- A Polícia Federal e o Ministério Público de São Paulo realizaram a operação Magna Fraus nos dias 15 e 16 de outubro.
- Dois suspeitos foram presos por envolvimento em um esquema de lavagem de dinheiro e fraudes eletrônicas.
- A operação resultou na apreensão de R$ 5,5 milhões em criptoativos e no bloqueio de R$ 32 milhões em contas bancárias.
- As investigações começaram após um ataque hacker em julho, que comprometeu a empresa C&M Software e permitiu acesso a contas de bancos.
- O CyberGaeco, braço do Ministério Público que combate fraudes eletrônicas, liderou a ação para recuperar ativos obtidos de forma ilícita.
A Polícia Federal (PF) e o Ministério Público de São Paulo (MPSP) realizaram uma operação nos dias 15 e 16 de outubro, resultando na prisão de dois suspeitos envolvidos em um esquema de lavagem de dinheiro e fraudes eletrônicas.
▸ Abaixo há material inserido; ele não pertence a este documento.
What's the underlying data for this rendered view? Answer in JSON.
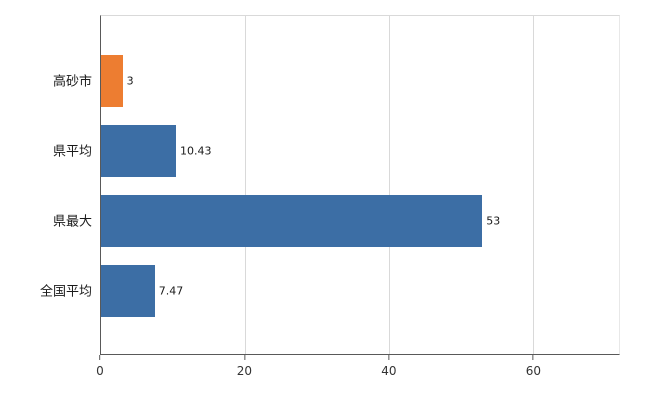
{
  "chart_data": {
    "type": "bar",
    "orientation": "horizontal",
    "title": "",
    "xlabel": "",
    "ylabel": "",
    "categories": [
      "高砂市",
      "県平均",
      "県最大",
      "全国平均"
    ],
    "values": [
      3,
      10.43,
      53,
      7.47
    ],
    "value_labels": [
      "3",
      "10.43",
      "53",
      "7.47"
    ],
    "bar_colors": [
      "#ED7D31",
      "#3C6EA5",
      "#3C6EA5",
      "#3C6EA5"
    ],
    "x_ticks": [
      0,
      20,
      40,
      60
    ],
    "x_tick_labels": [
      "0",
      "20",
      "40",
      "60"
    ],
    "xlim": [
      0,
      72
    ],
    "grid": true,
    "legend": false,
    "colors": {
      "grid": "#d9d9d9",
      "axis": "#595959",
      "background": "#ffffff",
      "highlight_bar": "#ED7D31",
      "default_bar": "#3C6EA5"
    }
  }
}
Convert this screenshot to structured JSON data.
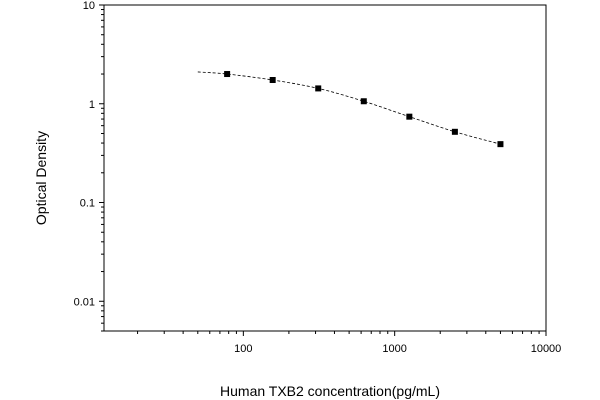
{
  "chart_data": {
    "type": "scatter",
    "title": "",
    "xlabel": "Human TXB2 concentration(pg/mL)",
    "ylabel": "Optical Density",
    "x_scale": "log",
    "y_scale": "log",
    "xlim": [
      12,
      10000
    ],
    "ylim": [
      0.005,
      10
    ],
    "x_ticks": [
      {
        "value": 100,
        "label": "100"
      },
      {
        "value": 1000,
        "label": "1000"
      },
      {
        "value": 10000,
        "label": "10000"
      }
    ],
    "y_ticks": [
      {
        "value": 10,
        "label": "10"
      },
      {
        "value": 1,
        "label": "1"
      },
      {
        "value": 0.1,
        "label": "0.1"
      },
      {
        "value": 0.01,
        "label": "0.01"
      }
    ],
    "grid": false,
    "series": [
      {
        "x": [
          78.13,
          156.25,
          312.5,
          625,
          1250,
          2500,
          5000
        ],
        "y": [
          2.0,
          1.74,
          1.43,
          1.06,
          0.74,
          0.52,
          0.39
        ],
        "marker": "square",
        "color": "#000000"
      }
    ],
    "fit_curve": {
      "style": "dashed",
      "color": "#000000",
      "x": [
        50,
        78.13,
        156.25,
        312.5,
        625,
        1250,
        2500,
        5000
      ],
      "y": [
        2.1,
        2.0,
        1.74,
        1.43,
        1.06,
        0.74,
        0.52,
        0.39
      ]
    }
  }
}
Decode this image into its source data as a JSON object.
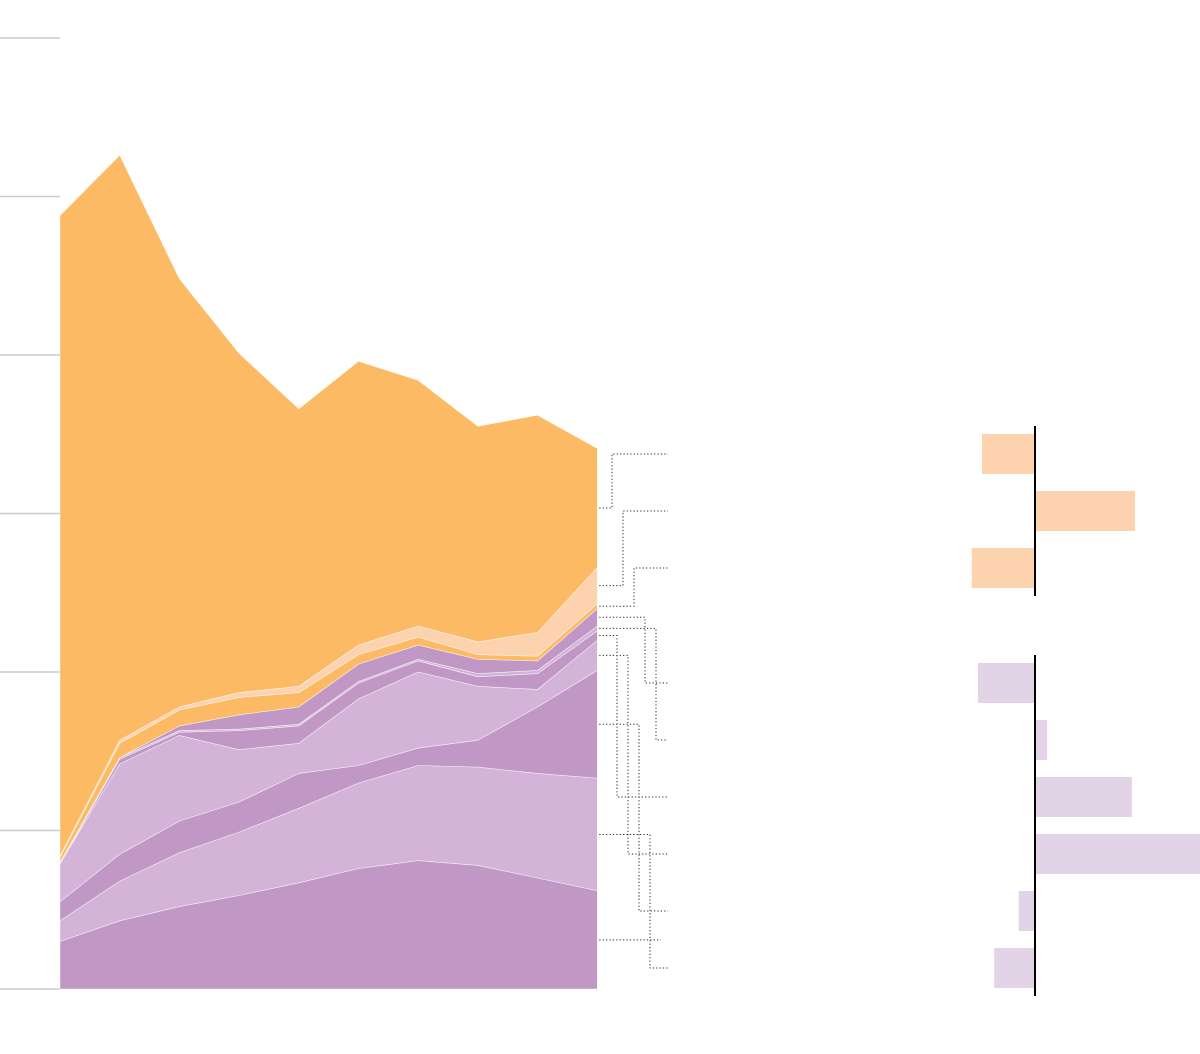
{
  "chart_data": [
    {
      "type": "area",
      "stacked": true,
      "title": "",
      "xlabel": "",
      "ylabel": "",
      "ylim": [
        0,
        6
      ],
      "yticks": [
        0,
        1,
        2,
        3,
        4,
        5,
        6
      ],
      "grid": false,
      "x": [
        0,
        1,
        2,
        3,
        4,
        5,
        6,
        7,
        8,
        9
      ],
      "series": [
        {
          "color": "#c197c6",
          "values": [
            0.3,
            0.43,
            0.52,
            0.59,
            0.67,
            0.76,
            0.81,
            0.78,
            0.7,
            0.62
          ]
        },
        {
          "color": "#d3b4d8",
          "values": [
            0.13,
            0.25,
            0.34,
            0.4,
            0.47,
            0.54,
            0.6,
            0.62,
            0.66,
            0.71
          ]
        },
        {
          "color": "#c197c6",
          "values": [
            0.12,
            0.17,
            0.2,
            0.19,
            0.22,
            0.11,
            0.11,
            0.17,
            0.42,
            0.68
          ]
        },
        {
          "color": "#d3b4d8",
          "values": [
            0.24,
            0.57,
            0.54,
            0.33,
            0.19,
            0.42,
            0.48,
            0.34,
            0.11,
            0.19
          ]
        },
        {
          "color": "#c197c6",
          "values": [
            0,
            0.03,
            0.02,
            0.12,
            0.11,
            0.1,
            0.07,
            0.06,
            0.1,
            0.06
          ]
        },
        {
          "color": "#d3b4d8",
          "values": [
            0.01,
            0.01,
            0.01,
            0.01,
            0.01,
            0.01,
            0.01,
            0.02,
            0.02,
            0.03
          ]
        },
        {
          "color": "#c197c6",
          "values": [
            0,
            0,
            0.03,
            0.09,
            0.11,
            0.11,
            0.09,
            0.09,
            0.06,
            0.11
          ]
        },
        {
          "color": "#fbba63",
          "values": [
            0.03,
            0.09,
            0.1,
            0.11,
            0.09,
            0.06,
            0.05,
            0.03,
            0.03,
            0.03
          ]
        },
        {
          "color": "#fcd3ae",
          "values": [
            0.01,
            0.02,
            0.02,
            0.03,
            0.04,
            0.06,
            0.07,
            0.08,
            0.15,
            0.23
          ]
        },
        {
          "color": "#fbba63",
          "values": [
            4.04,
            3.69,
            2.7,
            2.14,
            1.75,
            1.79,
            1.55,
            1.36,
            1.37,
            0.75
          ]
        }
      ]
    },
    {
      "type": "bar",
      "orientation": "horizontal",
      "title": "",
      "groups": [
        {
          "color": "#fcd3ae",
          "values": [
            -0.52,
            0.98,
            -0.62
          ]
        },
        {
          "color": "#e3d3e7",
          "values": [
            -0.56,
            0.12,
            0.95,
            1.62,
            -0.16,
            -0.4
          ]
        }
      ]
    }
  ]
}
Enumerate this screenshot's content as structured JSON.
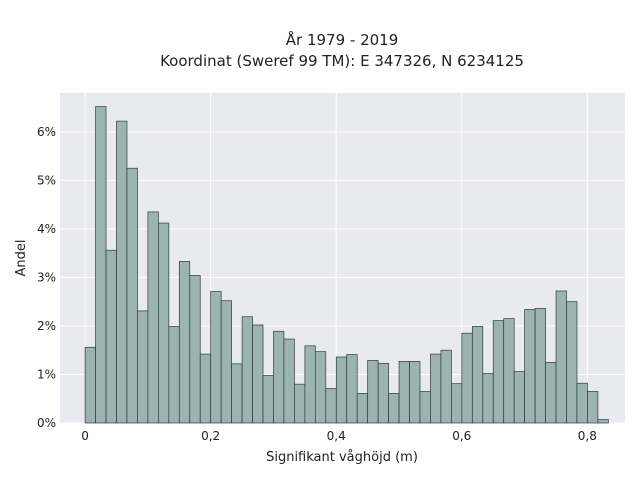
{
  "chart_data": {
    "type": "bar",
    "title": "År 1979 - 2019",
    "subtitle": "Koordinat (Sweref 99 TM): E 347326, N 6234125",
    "xlabel": "Signifikant våghöjd (m)",
    "ylabel": "Andel",
    "xlim": [
      -0.04,
      0.86
    ],
    "ylim": [
      0,
      6.8
    ],
    "x_ticks": [
      0,
      0.2,
      0.4,
      0.6,
      0.8
    ],
    "x_tick_labels": [
      "0",
      "0,2",
      "0,4",
      "0,6",
      "0,8"
    ],
    "y_ticks": [
      0,
      1,
      2,
      3,
      4,
      5,
      6
    ],
    "y_tick_labels": [
      "0%",
      "1%",
      "2%",
      "3%",
      "4%",
      "5%",
      "6%"
    ],
    "bin_start": 0,
    "bin_width": 0.01667,
    "values": [
      1.56,
      6.52,
      3.56,
      6.22,
      5.25,
      2.31,
      4.35,
      4.12,
      1.99,
      3.33,
      3.04,
      1.42,
      2.71,
      2.52,
      1.22,
      2.19,
      2.02,
      0.98,
      1.89,
      1.73,
      0.8,
      1.59,
      1.47,
      0.71,
      1.36,
      1.41,
      0.61,
      1.29,
      1.23,
      0.61,
      1.27,
      1.27,
      0.65,
      1.42,
      1.5,
      0.81,
      1.85,
      1.99,
      1.02,
      2.11,
      2.15,
      1.06,
      2.34,
      2.36,
      1.25,
      2.72,
      2.5,
      0.82,
      0.65,
      0.07
    ],
    "grid": true,
    "colors": {
      "plot_bg": "#e9e9f1",
      "grid": "#ffffff",
      "bar_fill": "#9bb3b3",
      "bar_stroke": "#2e3b3b"
    }
  }
}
A operação, chamada Magna Fraus, teve como foco um grupo criminoso que causou prejuízos superiores a R$ 500 milhões a instituições financeiras.
Durante a ação, foram apreendidos R$ 5,5 milhões em criptoativos e bloqueados R$ 32 milhões em contas relacionadas ao esquema. Os investigados utilizavam técnicas sofisticadas para ocultar a origem dos valores ilícitos, dificultando a rastreabilidade dos recursos. A PF destacou que os suspeitos podem responder por invasão de dispositivo informático, furto mediante fraude eletrônica, organização criminosa e lavagem de dinheiro.
Detalhes da Operação
As investigações começaram em 7 de outubro, após a descoberta de um ataque hacker em julho, que comprometeu a empresa C&M Software. Essa invasão permitiu o acesso a contas de pelo menos seis bancos, incluindo BMP e Credsystem. Um funcionário terceirizado da C&M facilitou o ataque, recebendo R$ 5 mil para compartilhar informações sensíveis.
A operação envolveu buscas em cinco endereços nos estados de Goiás e Pará, onde a chave privada para acessar os criptoativos foi encontrada. Isso possibilitou a transferência dos recursos para a custódia do MPSP. O CyberGaeco, braço do MPSP que combate fraudes eletrônicas, liderou a ação, que visa a recuperação de ativos obtidos por meio de crimes complexos.